This repository is only a test for Course IDS 706 miniproject1, "creating a template in github". It incorporates various tools and libraries to support the development and deployment of data engineering projects. Below, we provide an overview of each feature included in this environment.
- 'Makefile'
It is a simple way to define and execute frequently used commands for automation. Here's a breakdown of what each target does:
* 'Pytest': Pytest is a testing framework for Python. It allows you to write and run tests to ensure the correctness of your code. In data engineering, it's essential to validate the accuracy and reliability of your data pipelines and transformation processes.
* 'Pylint': Pylint is a code linter for Python. It helps ensure your code adheres to coding standards and best practices, which is crucial for maintaining code quality in a collaborative environment.
* 'test': This target runs your test suite using pytest. It provides verbose output (-vv), calculates code coverage (--cov=main), and specifies the coverage report generation directory (--cov=mylib). It's a good practice to ensure your code is tested thoroughly.

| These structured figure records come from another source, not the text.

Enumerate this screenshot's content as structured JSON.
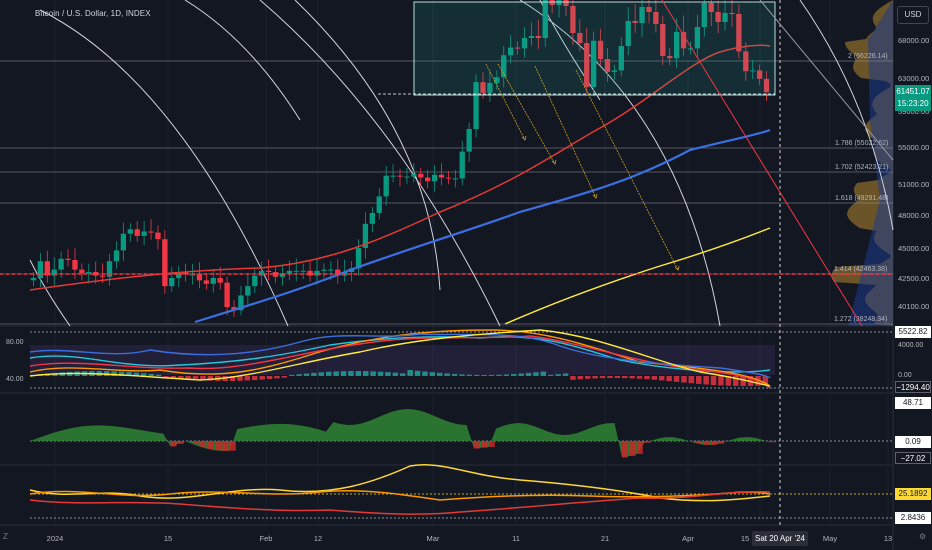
{
  "header": {
    "title": "Bitcoin / U.S. Dollar, 1D, INDEX",
    "currency_button": "USD"
  },
  "price_axis": {
    "labels": [
      "68000.00",
      "63000.00",
      "59000.00",
      "55000.00",
      "51000.00",
      "48000.00",
      "45000.00",
      "42500.00",
      "40100.00"
    ],
    "current_price": "61451.07",
    "countdown": "15:23:20"
  },
  "fib_levels": [
    {
      "label": "2 (66226.14)"
    },
    {
      "label": "1.786 (55022.62)"
    },
    {
      "label": "1.702 (52423.21)"
    },
    {
      "label": "1.618 (49291.48)"
    },
    {
      "label": "1.414 (42463.38)"
    },
    {
      "label": "1.272 (38248.34)"
    }
  ],
  "oscillator1": {
    "left_labels": [
      "80.00",
      "40.00"
    ],
    "right_labels": [
      "4000.00",
      "0.00"
    ],
    "tag_top": "5522.82",
    "tag_bottom": "−1294.40"
  },
  "oscillator2": {
    "tag_top": "48.71",
    "tag_mid": "0.09",
    "tag_bottom": "−27.02"
  },
  "oscillator3": {
    "tag_top": "25.1892",
    "tag_bottom": "2.8436"
  },
  "time_axis": {
    "labels": [
      "2024",
      "15",
      "Feb",
      "12",
      "Mar",
      "11",
      "21",
      "Apr",
      "15",
      "May",
      "13"
    ],
    "crosshair_date": "Sat 20 Apr '24"
  },
  "colors": {
    "bull": "#089981",
    "bear": "#f23645",
    "ma_red": "#e53935",
    "ma_blue": "#3b6fe0",
    "ma_yellow": "#ffeb3b",
    "background": "#131722"
  }
}
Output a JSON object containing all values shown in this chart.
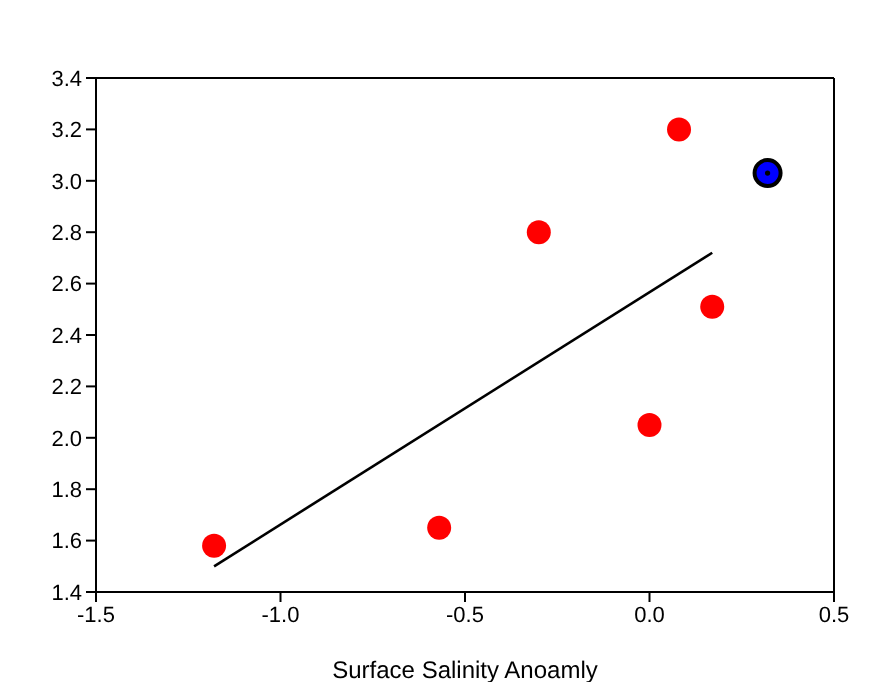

* 'format': This target formats your Python code using black, a code formatter. Consistent code formatting enhances code readability and maintainability.
* 'lint': This target performs code linting using pylint. It disables specific lint checks (--disable=R,C), ignores certain files (--ignore-patterns=test_.*?py *.py mylib/*.py), and checks for code quality and adherence to coding standards.
* 'container-lint': This target runs hadolint, a Dockerfile linter, to check the quality and adherence to best practices of your Dockerfile.
* 'refactor': This target combines the format and lint targets. It's a convenient way to ensure your code is well-formatted and linted before further actions.
* 'deploy': This target is a placeholder for deployment-related actions. You can customize it to perform tasks like deploying your data engineering project to a production environment.
* 'all': This target defines the default build process for your project. It specifies that when you run make all, it should execute the install, lint, test, format, and deploy targets in that order.
## To use this Makefile,
1. open your terminal
2. navigate to your project directory
3. run the desired command using make.
For example, I can install dependencies by running 'make install', run tests with 'make test', or format my code with 'make format'.
** Also I need make sure I have the required tools (pytest, black, pylint, hadolint, etc.) installed in my development environment to use this Makefile effectively.
-
'GitHub Actions'
I set up workflows to automate tasks such as running tests, installing package, linting code, formatting code and deploying my data engineering projects. It helps ensure that code is continuously integrated and tested as I make changes with the 'cicd.yml' file.
-
'Dokerfile': I made this configuration well-suited for a data engineering or development environment where I need Python, Docker, GPU support (NVIDIA CUDA), Jupyter notebooks, and code linting/formating tools like Pylint, Black, and others. It also includes extensions for GitHub integration and Makefile support. Make sure to provide the necessary setup instructions and scripts in my "setup.sh" file to complete the environment setup.
Overall, this environment is aim to make data analytics workstream more efficient and automated.